Dem Literaturnobelpreis hat es Albert Camus zu verdanken, dass er 1958 endlich den eher ärmlichen Verhältnissen entfliehen kann, in denen er 1913 in Algerien geboren worden war. Der Preis für seine Romane Die Pest und Der Fremde sowie die Essays Der Mensch in der Revolte und Der Mythos von Sisyphos ist mit einer ordentlichen Summe Geld verbunden. Mit dem kauft er einen einsamen Landsitz im südfranzösischen Lourmarin, in der Nähe von Avignon.

Zur Jahreswende 1959/60 schreibt er in Lourmarin am neuen Roman Der erste Mensch und empfängt das gut befreundete Pariser Ehepaar Michel und Janine Gallimard; Michel ist der Neffe des bekannten Verlegers Gaston Gallimard. Nun will Camus, mit rund 120 Seiten des begonnenen Romans im Gepäck, am 4. Januar mit der Bahn zurück nach Paris fahren. Doch die Gallimards bieten dem Schriftsteller an, die Rückfahrt mit ihnen und der Tochter Anne in dem rasanten Facel Vega vom Typ FV3B anzutreten – ein viersitziges Sportwagen-Coupé, das sich Gallimard gerade erst gekauft hat.

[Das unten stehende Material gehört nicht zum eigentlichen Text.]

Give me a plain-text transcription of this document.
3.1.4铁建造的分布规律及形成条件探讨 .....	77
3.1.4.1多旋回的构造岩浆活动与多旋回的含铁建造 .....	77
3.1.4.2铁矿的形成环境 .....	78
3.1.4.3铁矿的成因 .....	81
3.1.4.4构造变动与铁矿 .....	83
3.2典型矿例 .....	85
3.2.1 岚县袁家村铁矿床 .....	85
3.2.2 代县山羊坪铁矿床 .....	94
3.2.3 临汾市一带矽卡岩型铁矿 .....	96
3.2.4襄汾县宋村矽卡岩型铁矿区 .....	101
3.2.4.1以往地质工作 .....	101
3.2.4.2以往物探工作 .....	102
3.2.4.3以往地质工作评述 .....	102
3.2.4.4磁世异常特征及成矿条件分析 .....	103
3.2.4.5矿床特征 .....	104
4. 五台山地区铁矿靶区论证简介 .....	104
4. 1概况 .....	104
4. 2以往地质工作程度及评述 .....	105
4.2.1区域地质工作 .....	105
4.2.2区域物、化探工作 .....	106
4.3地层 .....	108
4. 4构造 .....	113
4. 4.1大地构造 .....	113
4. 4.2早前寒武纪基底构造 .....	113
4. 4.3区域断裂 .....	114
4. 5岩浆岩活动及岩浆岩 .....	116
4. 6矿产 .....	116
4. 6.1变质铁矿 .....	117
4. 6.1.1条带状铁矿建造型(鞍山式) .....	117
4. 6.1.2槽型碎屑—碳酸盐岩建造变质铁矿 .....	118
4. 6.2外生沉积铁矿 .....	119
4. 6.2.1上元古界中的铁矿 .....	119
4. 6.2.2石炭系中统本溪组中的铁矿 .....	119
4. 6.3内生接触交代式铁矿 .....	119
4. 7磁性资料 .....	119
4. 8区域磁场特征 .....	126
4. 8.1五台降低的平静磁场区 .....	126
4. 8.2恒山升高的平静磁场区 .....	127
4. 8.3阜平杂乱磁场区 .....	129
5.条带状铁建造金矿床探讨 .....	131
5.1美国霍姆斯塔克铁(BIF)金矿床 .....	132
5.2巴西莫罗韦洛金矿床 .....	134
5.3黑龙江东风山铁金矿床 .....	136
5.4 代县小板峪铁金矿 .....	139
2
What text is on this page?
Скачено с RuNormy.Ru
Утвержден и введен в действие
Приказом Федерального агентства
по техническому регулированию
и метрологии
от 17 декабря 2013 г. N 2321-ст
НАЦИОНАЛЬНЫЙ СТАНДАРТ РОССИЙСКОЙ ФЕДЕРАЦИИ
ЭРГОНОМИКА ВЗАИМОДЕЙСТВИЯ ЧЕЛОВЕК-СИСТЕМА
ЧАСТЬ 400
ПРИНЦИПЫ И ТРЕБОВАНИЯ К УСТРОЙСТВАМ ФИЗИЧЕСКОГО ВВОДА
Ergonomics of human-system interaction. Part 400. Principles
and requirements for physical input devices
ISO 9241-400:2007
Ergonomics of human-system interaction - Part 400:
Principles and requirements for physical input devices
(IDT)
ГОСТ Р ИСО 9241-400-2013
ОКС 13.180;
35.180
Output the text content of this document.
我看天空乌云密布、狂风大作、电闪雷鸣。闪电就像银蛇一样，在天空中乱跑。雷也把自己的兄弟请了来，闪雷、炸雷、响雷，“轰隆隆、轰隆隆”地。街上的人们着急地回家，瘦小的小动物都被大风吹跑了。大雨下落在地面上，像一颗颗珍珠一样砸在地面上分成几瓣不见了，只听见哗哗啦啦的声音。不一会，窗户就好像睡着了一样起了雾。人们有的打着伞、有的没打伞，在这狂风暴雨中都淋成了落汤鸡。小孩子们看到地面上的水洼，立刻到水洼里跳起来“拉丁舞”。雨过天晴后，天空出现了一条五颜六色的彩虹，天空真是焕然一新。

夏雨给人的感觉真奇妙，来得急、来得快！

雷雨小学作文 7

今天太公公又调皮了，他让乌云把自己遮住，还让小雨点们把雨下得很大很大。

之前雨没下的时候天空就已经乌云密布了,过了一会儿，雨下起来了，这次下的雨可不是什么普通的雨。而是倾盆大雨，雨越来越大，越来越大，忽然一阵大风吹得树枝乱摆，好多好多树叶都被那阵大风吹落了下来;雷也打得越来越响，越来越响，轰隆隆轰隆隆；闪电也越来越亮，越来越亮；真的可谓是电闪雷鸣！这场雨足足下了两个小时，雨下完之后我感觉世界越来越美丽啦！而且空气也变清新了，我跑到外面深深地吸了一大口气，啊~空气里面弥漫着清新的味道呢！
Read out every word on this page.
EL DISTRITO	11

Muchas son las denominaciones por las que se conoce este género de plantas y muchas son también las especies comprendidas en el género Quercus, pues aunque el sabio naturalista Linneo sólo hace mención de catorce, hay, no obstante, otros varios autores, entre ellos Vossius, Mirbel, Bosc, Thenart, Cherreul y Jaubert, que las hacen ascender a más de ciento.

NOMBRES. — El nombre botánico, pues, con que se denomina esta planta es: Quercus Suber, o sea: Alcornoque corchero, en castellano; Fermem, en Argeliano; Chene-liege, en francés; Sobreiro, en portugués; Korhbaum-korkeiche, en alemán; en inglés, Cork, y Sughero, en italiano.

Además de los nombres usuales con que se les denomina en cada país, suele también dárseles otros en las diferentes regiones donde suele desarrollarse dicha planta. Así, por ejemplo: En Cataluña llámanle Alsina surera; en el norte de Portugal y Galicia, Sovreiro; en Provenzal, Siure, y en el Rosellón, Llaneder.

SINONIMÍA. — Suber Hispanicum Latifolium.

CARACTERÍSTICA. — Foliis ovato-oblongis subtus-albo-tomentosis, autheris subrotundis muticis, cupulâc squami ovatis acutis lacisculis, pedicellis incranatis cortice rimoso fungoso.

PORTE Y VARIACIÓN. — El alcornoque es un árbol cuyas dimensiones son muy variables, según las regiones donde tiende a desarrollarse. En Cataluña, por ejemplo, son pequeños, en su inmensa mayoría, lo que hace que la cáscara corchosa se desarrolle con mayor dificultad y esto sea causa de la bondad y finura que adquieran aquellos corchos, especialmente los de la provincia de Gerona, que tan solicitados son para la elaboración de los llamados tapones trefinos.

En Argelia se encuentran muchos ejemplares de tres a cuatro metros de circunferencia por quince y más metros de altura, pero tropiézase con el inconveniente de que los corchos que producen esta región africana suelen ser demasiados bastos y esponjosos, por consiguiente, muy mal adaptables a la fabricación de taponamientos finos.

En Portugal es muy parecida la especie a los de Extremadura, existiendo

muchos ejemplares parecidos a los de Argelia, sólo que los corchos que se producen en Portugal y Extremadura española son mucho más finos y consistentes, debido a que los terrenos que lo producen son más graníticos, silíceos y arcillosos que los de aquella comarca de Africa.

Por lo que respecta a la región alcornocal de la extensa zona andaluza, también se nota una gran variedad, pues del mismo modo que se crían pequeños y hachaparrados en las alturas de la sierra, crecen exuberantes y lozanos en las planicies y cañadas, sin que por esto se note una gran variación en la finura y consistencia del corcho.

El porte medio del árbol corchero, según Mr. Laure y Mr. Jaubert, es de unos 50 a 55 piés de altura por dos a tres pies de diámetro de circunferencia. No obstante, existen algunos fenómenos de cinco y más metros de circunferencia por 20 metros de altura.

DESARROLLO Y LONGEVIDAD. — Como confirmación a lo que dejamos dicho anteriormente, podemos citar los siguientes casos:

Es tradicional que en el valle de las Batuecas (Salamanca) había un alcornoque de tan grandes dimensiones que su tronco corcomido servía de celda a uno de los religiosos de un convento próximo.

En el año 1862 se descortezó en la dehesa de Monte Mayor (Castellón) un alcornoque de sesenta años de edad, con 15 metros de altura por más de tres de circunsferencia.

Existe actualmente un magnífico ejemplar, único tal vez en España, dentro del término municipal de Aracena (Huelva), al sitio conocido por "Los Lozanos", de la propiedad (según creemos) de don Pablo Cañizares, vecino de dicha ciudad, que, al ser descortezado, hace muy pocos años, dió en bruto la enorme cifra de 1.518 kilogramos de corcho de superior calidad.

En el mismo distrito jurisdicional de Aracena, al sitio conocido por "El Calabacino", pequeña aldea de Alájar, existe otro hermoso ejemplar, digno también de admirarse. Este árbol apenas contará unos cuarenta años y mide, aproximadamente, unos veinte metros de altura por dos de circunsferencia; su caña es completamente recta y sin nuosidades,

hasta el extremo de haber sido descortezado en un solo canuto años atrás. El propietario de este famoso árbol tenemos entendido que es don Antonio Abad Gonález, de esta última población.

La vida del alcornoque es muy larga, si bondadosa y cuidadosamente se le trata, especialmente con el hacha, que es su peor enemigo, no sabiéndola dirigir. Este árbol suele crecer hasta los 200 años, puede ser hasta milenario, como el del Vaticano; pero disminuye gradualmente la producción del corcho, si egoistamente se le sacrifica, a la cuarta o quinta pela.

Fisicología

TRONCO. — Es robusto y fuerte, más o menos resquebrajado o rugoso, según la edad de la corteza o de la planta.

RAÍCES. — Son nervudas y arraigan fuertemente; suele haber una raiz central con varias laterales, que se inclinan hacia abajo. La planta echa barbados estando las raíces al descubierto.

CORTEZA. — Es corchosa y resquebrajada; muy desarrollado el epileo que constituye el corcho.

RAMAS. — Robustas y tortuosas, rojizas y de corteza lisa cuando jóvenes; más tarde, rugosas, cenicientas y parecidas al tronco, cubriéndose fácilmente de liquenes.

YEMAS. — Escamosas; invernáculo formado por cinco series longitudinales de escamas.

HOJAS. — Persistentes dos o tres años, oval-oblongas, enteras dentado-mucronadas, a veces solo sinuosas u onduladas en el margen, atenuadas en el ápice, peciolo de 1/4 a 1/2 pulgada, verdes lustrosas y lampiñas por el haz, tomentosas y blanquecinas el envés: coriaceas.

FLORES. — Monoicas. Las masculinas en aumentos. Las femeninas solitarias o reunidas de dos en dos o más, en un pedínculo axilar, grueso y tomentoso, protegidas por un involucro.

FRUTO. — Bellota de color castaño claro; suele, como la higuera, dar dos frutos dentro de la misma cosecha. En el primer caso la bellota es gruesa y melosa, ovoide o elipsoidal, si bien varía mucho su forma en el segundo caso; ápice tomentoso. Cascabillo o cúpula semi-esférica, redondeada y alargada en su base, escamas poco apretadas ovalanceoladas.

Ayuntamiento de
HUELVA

Der Facel Vega ist ein exklusiver dunkelgrüner Wagen mit einem so eleganten Design, das auch von Pininfarina erträumt sein konnte. Es wirkt so filigran und leicht, weil die Panorama-Windschutzscheibe direkt in die großen Seitenscheiben überzugehen scheint. Die Seitenfenster werden zudem nicht durch eine B-Säule unterbrochen, und das abgerundete Heck formt eine harmonische Einheit mit der riesigen Heckscheibe.

War der Wagen instabil?

Das Design ist so unwiderstehlich, dass auch Camus – eigentlich kein Autofan – nicht Nein sagen kann. Er nimmt Gallimards Einladung an, obwohl er bereits die Bahnkarte nach Paris hat. Camus selbst besitzt einen alten Citroën Traction Avant 11 CV, der Schriftsteller hat immer betont, kein Freund von Raserei zu sein. Ganz anders offenbar Gallimard: Der leichtsinnige, gut gelaunte Verlegerneffe jagt den Facel auf der Fahrt nach Paris mit viel zu hohem Tempo über nasse, rutschige Landstraßen.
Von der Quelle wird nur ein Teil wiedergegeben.